– Придумала! – сказала Тори. – А давай ты меня научишь языку жестов? Я тогда тоже смогу с Юдзуру разговаривать.
– Да я ж сам его не знаю толком.
– Но вы же как-то разговаривали?
– Вот именно что как-то. Серый меня по сто раз переспрашивал.
Тори заглянула в его лицо.
– Почему ты называешь его Серым?
– Он сам попросил, – Тахти пожал плечами.
– Почему?
– Не знаю.
– Научи, – сказала Тори. Она обогнала Тахти и теперь шла спиной вперед, и глаза ее слезились от ветра. – Мне грустно, что он всегда один.
– Ладно, – сказал Тахти. – Но я тебя предупредил.
Она засмеялась и снова пошла с ним рядом. Они шли рядышком, словно так им было теплее.
Вот она, совсем рядом, навьюченная и уютная в своем бесконечном пушистом шарфе. Тахти хотелось зарыться лицом в ее шарф, обнять ее, коснуться груди… Как в тот день, когда они впервые переспали. Что бы он ни делал, все равно возвращался к тому дню, лелеял его в памяти. Они сидят за одним столом, ее волосы падают вдоль тонкой, белоснежной шеи. Она не улыбается, и ее поэтичный, слегка нуарный образ выглядит болезненно и прекрасно. От нее пахнет мятой и ириской, как из китайской шкатулки, она сидит совсем рядом, и их колени соприкасаются. Ее руки играют с невидимыми птицами, то и дело порхая у его плеча. Тахти уже не дышит, он забыл как это делается, он весь принадлежит ей, он дышит ей.
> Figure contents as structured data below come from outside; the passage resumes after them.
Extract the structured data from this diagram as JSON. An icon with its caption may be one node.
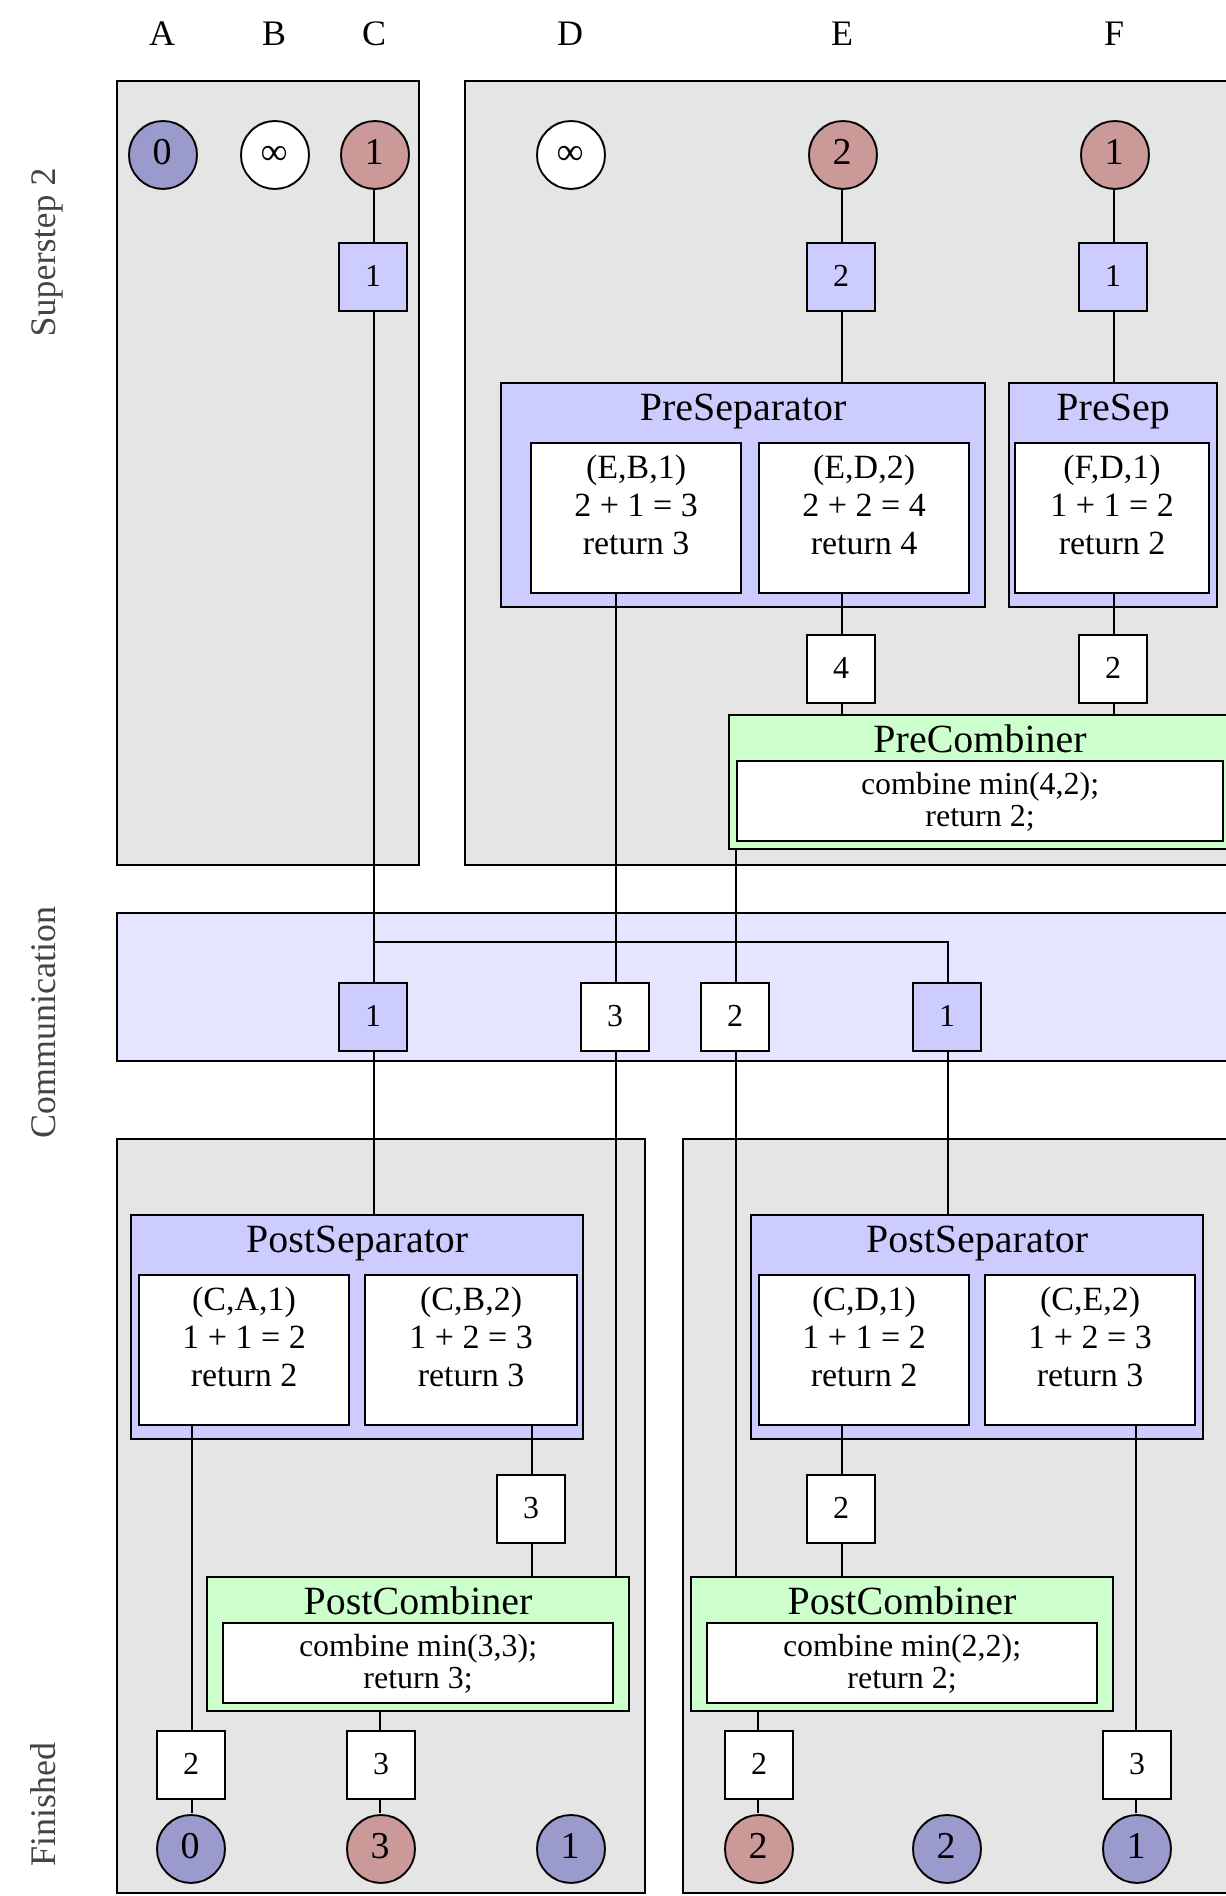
{
  "diagram": {
    "nodes": [
      {
        "text": [],
        "shape": "box"
      },
      {
        "text": [],
        "shape": "box"
      },
      {
        "text": [
          "0"
        ],
        "in": 0
      },
      {
        "text": [
          "∞"
        ],
        "in": 0
      },
      {
        "text": [
          "1"
        ],
        "in": 0
      },
      {
        "text": [
          "∞"
        ],
        "in": 1
      },
      {
        "text": [
          "2"
        ],
        "in": 1
      },
      {
        "text": [
          "1"
        ],
        "in": 1
      },
      {
        "text": [
          "1"
        ],
        "in": 0
      },
      {
        "text": [
          "2"
        ],
        "in": 1
      },
      {
        "text": [
          "1"
        ],
        "in": 1
      },
      {
        "text": [
          "PreSeparator"
        ],
        "in": 1
      },
      {
        "text": [
          "(E,B,1)",
          "2 + 1 = 3",
          "return 3"
        ],
        "in": 11
      },
      {
        "text": [
          "(E,D,2)",
          "2 + 2 = 4",
          "return 4"
        ],
        "in": 11
      },
      {
        "text": [
          "PreSep"
        ],
        "in": 1
      },
      {
        "text": [
          "(F,D,1)",
          "1 + 1 = 2",
          "return 2"
        ],
        "in": 14
      },
      {
        "text": [
          "4"
        ],
        "in": 1
      },
      {
        "text": [
          "2"
        ],
        "in": 1
      },
      {
        "text": [
          "PreCombiner"
        ],
        "in": 1
      },
      {
        "text": [
          "combine min(4,2);",
          "return 2;"
        ],
        "in": 18
      },
      {
        "text": [],
        "shape": "band"
      },
      {
        "text": [
          "1"
        ],
        "in": 20
      },
      {
        "text": [
          "3"
        ],
        "in": 20
      },
      {
        "text": [
          "2"
        ],
        "in": 20
      },
      {
        "text": [
          "1"
        ],
        "in": 20
      },
      {
        "text": [],
        "shape": "box"
      },
      {
        "text": [],
        "shape": "box"
      },
      {
        "text": [
          "PostSeparator"
        ],
        "in": 25
      },
      {
        "text": [
          "(C,A,1)",
          "1 + 1 = 2",
          "return 2"
        ],
        "in": 27
      },
      {
        "text": [
          "(C,B,2)",
          "1 + 2 = 3",
          "return 3"
        ],
        "in": 27
      },
      {
        "text": [
          "PostSeparator"
        ],
        "in": 26
      },
      {
        "text": [
          "(C,D,1)",
          "1 + 1 = 2",
          "return 2"
        ],
        "in": 30
      },
      {
        "text": [
          "(C,E,2)",
          "1 + 2 = 3",
          "return 3"
        ],
        "in": 30
      },
      {
        "text": [
          "3"
        ],
        "in": 25
      },
      {
        "text": [
          "2"
        ],
        "in": 26
      },
      {
        "text": [
          "PostCombiner"
        ],
        "in": 25
      },
      {
        "text": [
          "combine min(3,3);",
          "return 3;"
        ],
        "in": 35
      },
      {
        "text": [
          "PostCombiner"
        ],
        "in": 26
      },
      {
        "text": [
          "combine min(2,2);",
          "return 2;"
        ],
        "in": 37
      },
      {
        "text": [
          "2"
        ],
        "in": 25
      },
      {
        "text": [
          "3"
        ],
        "in": 25
      },
      {
        "text": [
          "2"
        ],
        "in": 26
      },
      {
        "text": [
          "3"
        ],
        "in": 26
      },
      {
        "text": [
          "0"
        ],
        "in": 25
      },
      {
        "text": [
          "3"
        ],
        "in": 25
      },
      {
        "text": [
          "1"
        ],
        "in": 25
      },
      {
        "text": [
          "2"
        ],
        "in": 26
      },
      {
        "text": [
          "2"
        ],
        "in": 26
      },
      {
        "text": [
          "1"
        ],
        "in": 26
      }
    ],
    "edges": [
      {
        "from": 4,
        "to": 8,
        "arrow": "none"
      },
      {
        "from": 8,
        "to": 21,
        "arrow": "none"
      },
      {
        "from": 8,
        "to": 24,
        "arrow": "none"
      },
      {
        "from": 6,
        "to": 9,
        "arrow": "none"
      },
      {
        "from": 9,
        "to": 11,
        "arrow": "none"
      },
      {
        "from": 7,
        "to": 10,
        "arrow": "none"
      },
      {
        "from": 10,
        "to": 14,
        "arrow": "none"
      },
      {
        "from": 12,
        "to": 22,
        "arrow": "none"
      },
      {
        "from": 13,
        "to": 16,
        "arrow": "none"
      },
      {
        "from": 16,
        "to": 18,
        "arrow": "none"
      },
      {
        "from": 15,
        "to": 17,
        "arrow": "none"
      },
      {
        "from": 17,
        "to": 18,
        "arrow": "none"
      },
      {
        "from": 18,
        "to": 23,
        "arrow": "none"
      },
      {
        "from": 21,
        "to": 27,
        "arrow": "none"
      },
      {
        "from": 22,
        "to": 35,
        "arrow": "none"
      },
      {
        "from": 23,
        "to": 37,
        "arrow": "none"
      },
      {
        "from": 24,
        "to": 30,
        "arrow": "none"
      },
      {
        "from": 28,
        "to": 39,
        "arrow": "none"
      },
      {
        "from": 29,
        "to": 33,
        "arrow": "none"
      },
      {
        "from": 33,
        "to": 35,
        "arrow": "none"
      },
      {
        "from": 31,
        "to": 34,
        "arrow": "none"
      },
      {
        "from": 34,
        "to": 37,
        "arrow": "none"
      },
      {
        "from": 32,
        "to": 42,
        "arrow": "none"
      },
      {
        "from": 35,
        "to": 40,
        "arrow": "none"
      },
      {
        "from": 37,
        "to": 41,
        "arrow": "none"
      },
      {
        "from": 39,
        "to": 43,
        "arrow": "none"
      },
      {
        "from": 40,
        "to": 44,
        "arrow": "none"
      },
      {
        "from": 41,
        "to": 46,
        "arrow": "none"
      },
      {
        "from": 42,
        "to": 48,
        "arrow": "none"
      }
    ],
    "labels": [
      "A",
      "B",
      "C",
      "D",
      "E",
      "F",
      "Superstep 2",
      "Communication",
      "Finished"
    ]
  }
}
И как только все это получилось, что он встречается с девушкой, чья молочная кожа соткана из света полной луны, и может дотянуться до ее души, коснуться кончиками пальцев горячего, невесомого птенца, которого она лелеет в своих тонких руках? Он знал ее так интимно. Знал ее привычки, настолько личные, что сводят с ума.
Она смеется как колокольчик. Когда она касается его плеча, ее касание мягче перышка. Когда она шепчет на ушко всякую чепуху, по его спине бегут мурашки. Когда она сворачивается клубочком около него, внизу живота разливается тепло.
Они шли по набережной. С моря летел ледяной воздух вперемешку с колкими брызгами. Море бесилось в темноте. Дома бросали на набережную прямоугольники света. Тахти посматривал на окна. Там, в тепле и тишине, прятались от непогоды люди. Как бы он хотел оказаться сейчас в одном из таких окон, там, внутри. Они бы пили чай, говорили о чем она захочет. Тори грела бы руки о чашку чая, он бы накинул ей на ноги плед. Он хотел, очень хотел спрятаться от ледяного ветра, и утащить Тори с собой. Запереть дверь. И быть с ней.
///
Тахти было пятнадцать лет, когда он получил травму на соревнованиях. Он помнил, как открыл глаза, и оказалось, что он лежит на земле, а вокруг него на коленях стоят люди. Он не помнил, как оказался на земле, не помнил, что произошло. От боли он метался, кричал, а тело было как будто не его. Медики, тренер, ассистенты – множеством рук его подняли на носилки, закрепили ремнями и увезли. Он запомнил их темные силуэты против света, он смотрел на них снизу-вверх, свет мелькал, становился то слабее, то ярче.
Под капельницей в реаномобиле ему стало чуть легче, боль притупилась, перед глазами все плыло туманом. Он лежал на спине, с него срезали одежду, укрыли торс пледом. В ушах стоял монотонный пульсирующий гул, не то голоса, не то шорох колес по шоссе, не то галлюцинации. Только позже он догадался, что это сирена. Его везли в госпиталь с сиреной и мигалками.
Он не помнил, как его растянули на операционном столе, как подняли повыше левую ногу, месиво из осколков костей, мышц и крови.
В следующий раз он открыл глаза в реанимации. Он лежал на больничной кровати, укрытый тонким одеялом, над головой висел пакет капельницы, на лице, руках и между ног были трубки, левая нога была плотно перебинтована, подушки под головой не было. Он не помнил, как оказался в госпитале, не мог вспомнить, что произошло. Его вроде куда-то везли, но он не мог вспомнить, кто, куда и почему, и было ли это вообще на самом деле, или ему приснилось.